Nach dem Waffenstillstand verliessen die Soldaten am 16. März 1871 Grosshöchstetten wieder. Die Einwohner erinnerten sich noch lange an sie. «Die krumme und holprige Strasse nach Schlosswil wurde ‹Franzosenweg› genannt, weil Internierte daran Ausbesserungsarbeiten gemacht hatten», schreiben die Autoren. Auch den Feuerweiher im Pfrundhausmätteli haben sie ausgegraben. Bis heute erinnert der Gedenkstein oberhalb der Kirche an die Soldaten. Drei von ihnen wurden in Grosshöchstetten begraben, wie die Inschrift auf dem Stein bezeugt: Fondrat Jean, Laroque Pierre, Sibilotte Victor.
Grosse Schäden an der Kirche
Auch die Gemeinde Signau nahm Internierte auf; sie wurden in der Kirche einquartiert. Zum Schutz des Taufsteines wurde ein Fass von drei Metern Durchmesser darüber gestülpt. Ein Gedenkstein neben der Kirche erinnert an die vier Soldaten, die in Signau gestorben sind. Weniger vorsichtig war man in Lützelflüh, wo der Taufstein solche Beschädigungen erlitt, dass er nicht mehr zu gebrauchen war. Die ganze Kirche musste nach Beendigung der Internierung renoviert werden.
Nachdem Deutschland und Frankreich einen Friedensvertrag unterzeichnet hatten, folgte die Rückführung der Soldaten. Die 20’000 «Bourbakis» aus dem Kanton Bern reisten vom 13. bis 22 März 1871 zurück nach Frankreich.
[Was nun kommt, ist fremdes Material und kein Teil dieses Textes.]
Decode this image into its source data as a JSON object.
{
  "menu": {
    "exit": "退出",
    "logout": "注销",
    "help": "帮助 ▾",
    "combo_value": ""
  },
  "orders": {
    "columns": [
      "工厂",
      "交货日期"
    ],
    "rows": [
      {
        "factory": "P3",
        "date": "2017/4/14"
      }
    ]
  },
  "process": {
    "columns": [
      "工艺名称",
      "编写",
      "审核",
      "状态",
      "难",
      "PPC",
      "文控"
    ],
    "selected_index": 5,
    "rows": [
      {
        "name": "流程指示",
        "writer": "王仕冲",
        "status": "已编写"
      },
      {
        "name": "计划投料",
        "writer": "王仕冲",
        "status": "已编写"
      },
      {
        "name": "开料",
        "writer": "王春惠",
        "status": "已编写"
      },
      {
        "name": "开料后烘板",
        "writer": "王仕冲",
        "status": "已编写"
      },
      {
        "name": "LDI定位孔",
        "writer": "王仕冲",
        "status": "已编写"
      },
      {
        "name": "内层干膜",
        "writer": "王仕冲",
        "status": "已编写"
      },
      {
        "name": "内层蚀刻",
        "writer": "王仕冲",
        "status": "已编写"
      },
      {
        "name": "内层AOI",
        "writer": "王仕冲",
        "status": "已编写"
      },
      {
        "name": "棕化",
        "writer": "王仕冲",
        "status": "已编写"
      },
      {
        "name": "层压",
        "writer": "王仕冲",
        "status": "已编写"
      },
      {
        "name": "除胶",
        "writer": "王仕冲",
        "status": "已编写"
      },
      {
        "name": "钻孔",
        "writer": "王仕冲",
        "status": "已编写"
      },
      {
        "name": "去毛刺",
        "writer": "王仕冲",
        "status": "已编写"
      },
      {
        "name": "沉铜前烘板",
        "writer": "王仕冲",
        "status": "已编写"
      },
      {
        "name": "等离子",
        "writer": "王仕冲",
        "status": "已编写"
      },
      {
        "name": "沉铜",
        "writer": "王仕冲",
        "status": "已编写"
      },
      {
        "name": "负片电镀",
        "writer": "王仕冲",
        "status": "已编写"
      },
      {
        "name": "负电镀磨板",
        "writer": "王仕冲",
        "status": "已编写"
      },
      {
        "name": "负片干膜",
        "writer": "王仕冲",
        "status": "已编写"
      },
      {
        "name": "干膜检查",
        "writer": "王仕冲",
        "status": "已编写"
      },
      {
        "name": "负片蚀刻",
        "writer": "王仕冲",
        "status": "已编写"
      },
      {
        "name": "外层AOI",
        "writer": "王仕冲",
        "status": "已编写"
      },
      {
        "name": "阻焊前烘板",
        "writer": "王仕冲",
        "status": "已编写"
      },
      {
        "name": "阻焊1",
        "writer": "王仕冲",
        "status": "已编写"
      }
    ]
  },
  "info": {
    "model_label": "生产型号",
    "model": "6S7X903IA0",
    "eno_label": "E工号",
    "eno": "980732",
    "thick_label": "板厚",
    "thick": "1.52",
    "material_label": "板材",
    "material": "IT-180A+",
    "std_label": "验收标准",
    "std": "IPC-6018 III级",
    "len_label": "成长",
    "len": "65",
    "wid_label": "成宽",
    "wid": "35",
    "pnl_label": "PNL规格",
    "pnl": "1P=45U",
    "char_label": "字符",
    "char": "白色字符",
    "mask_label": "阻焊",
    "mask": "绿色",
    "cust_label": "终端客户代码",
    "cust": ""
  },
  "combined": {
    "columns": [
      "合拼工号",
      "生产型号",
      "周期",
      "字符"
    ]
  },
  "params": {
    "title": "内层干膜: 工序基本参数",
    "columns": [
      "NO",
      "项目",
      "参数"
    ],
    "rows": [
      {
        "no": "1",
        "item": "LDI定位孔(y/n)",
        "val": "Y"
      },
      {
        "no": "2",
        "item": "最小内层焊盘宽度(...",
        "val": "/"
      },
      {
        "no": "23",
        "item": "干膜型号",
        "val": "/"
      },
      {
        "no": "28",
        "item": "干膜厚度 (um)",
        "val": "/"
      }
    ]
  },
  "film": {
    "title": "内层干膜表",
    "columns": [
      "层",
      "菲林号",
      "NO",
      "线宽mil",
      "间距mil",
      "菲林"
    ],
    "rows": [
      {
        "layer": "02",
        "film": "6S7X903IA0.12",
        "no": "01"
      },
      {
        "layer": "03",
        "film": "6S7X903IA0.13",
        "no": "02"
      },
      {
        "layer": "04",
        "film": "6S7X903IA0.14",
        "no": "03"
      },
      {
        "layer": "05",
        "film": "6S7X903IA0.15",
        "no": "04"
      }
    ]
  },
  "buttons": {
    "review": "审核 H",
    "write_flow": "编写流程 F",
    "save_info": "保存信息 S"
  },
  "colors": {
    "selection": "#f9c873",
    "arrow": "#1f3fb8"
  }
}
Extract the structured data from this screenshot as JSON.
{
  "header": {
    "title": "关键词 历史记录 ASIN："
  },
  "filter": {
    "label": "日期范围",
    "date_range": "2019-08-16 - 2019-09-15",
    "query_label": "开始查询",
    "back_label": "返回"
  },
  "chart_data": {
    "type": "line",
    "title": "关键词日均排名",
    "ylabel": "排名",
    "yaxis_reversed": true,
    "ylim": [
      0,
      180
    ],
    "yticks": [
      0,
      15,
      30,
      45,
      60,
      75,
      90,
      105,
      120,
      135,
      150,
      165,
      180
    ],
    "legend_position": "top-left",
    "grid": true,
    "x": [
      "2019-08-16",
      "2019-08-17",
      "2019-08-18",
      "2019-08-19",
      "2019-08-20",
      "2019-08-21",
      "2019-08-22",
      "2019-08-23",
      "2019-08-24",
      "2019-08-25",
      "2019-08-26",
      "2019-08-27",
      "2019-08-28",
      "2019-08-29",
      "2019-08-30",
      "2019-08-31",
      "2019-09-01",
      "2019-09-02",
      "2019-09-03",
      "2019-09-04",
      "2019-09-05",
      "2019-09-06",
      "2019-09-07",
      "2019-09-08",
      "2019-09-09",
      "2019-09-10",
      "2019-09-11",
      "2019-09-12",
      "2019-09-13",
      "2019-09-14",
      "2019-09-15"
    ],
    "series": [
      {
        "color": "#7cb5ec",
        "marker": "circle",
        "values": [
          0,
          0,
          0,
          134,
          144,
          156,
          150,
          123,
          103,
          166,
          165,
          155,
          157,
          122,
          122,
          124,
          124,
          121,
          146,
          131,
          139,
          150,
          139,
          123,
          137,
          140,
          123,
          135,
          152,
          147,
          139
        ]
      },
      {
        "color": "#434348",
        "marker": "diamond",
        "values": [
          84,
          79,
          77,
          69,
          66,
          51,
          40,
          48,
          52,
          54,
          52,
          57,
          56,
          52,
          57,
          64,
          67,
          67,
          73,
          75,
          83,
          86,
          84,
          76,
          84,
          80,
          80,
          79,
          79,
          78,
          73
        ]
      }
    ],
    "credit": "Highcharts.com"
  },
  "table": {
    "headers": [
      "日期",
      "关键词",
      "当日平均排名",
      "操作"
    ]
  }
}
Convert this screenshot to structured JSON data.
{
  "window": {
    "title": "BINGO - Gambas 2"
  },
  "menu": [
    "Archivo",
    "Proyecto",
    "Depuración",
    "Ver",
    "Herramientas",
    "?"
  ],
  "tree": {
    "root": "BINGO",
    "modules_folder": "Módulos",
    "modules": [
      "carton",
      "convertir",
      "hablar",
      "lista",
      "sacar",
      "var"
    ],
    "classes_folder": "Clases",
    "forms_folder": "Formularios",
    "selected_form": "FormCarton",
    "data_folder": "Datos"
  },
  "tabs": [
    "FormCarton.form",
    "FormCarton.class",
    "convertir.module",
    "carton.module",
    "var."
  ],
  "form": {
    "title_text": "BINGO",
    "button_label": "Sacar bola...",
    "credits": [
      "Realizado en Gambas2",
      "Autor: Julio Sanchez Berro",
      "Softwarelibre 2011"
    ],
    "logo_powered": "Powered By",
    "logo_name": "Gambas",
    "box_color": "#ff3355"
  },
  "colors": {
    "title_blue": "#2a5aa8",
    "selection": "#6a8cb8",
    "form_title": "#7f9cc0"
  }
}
Deutsch-Französischer Krieg von 1870/71
Am 19. Juli 1870 erklärte Napo-leon III. dem Königreich Preussen den Krieg. Die Armee von Preussen und seinen Alliierten (Bayern und Württemberg) war zahlenmässig überlegen. Schon bald wurden die Franzosen in die Defensive gedrängt. Die Ostarmee unter General Charles Denis Bourbaki sollte Belfort und danach Paris befreien. Doch die 140‘000 Mann starke Truppe wurde von den Deutschen an die Schweizer Grenze entlang des Juras getrieben. Um der Gefangenschaft zu entgehen, ersuchte Justin Clinchant Ende Januar die Schweiz um Asyl. Er war nach einem Selbstmordversuch von General Bourbaki der Oberkommandierende der Ostarmee. Die Anfrage wurde vom Schweizer General Hans Herzog positiv beantwortet. Die französischen Soldaten mussten an der Grenze ihre Waffen, Munition und ihr Material abgeben. Das Burbaki-Panorama in Luzern zeigt den Grenzübertritt der Armee. In vielen Gemeinden der Schweiz stehen bis heute Gedenksteine.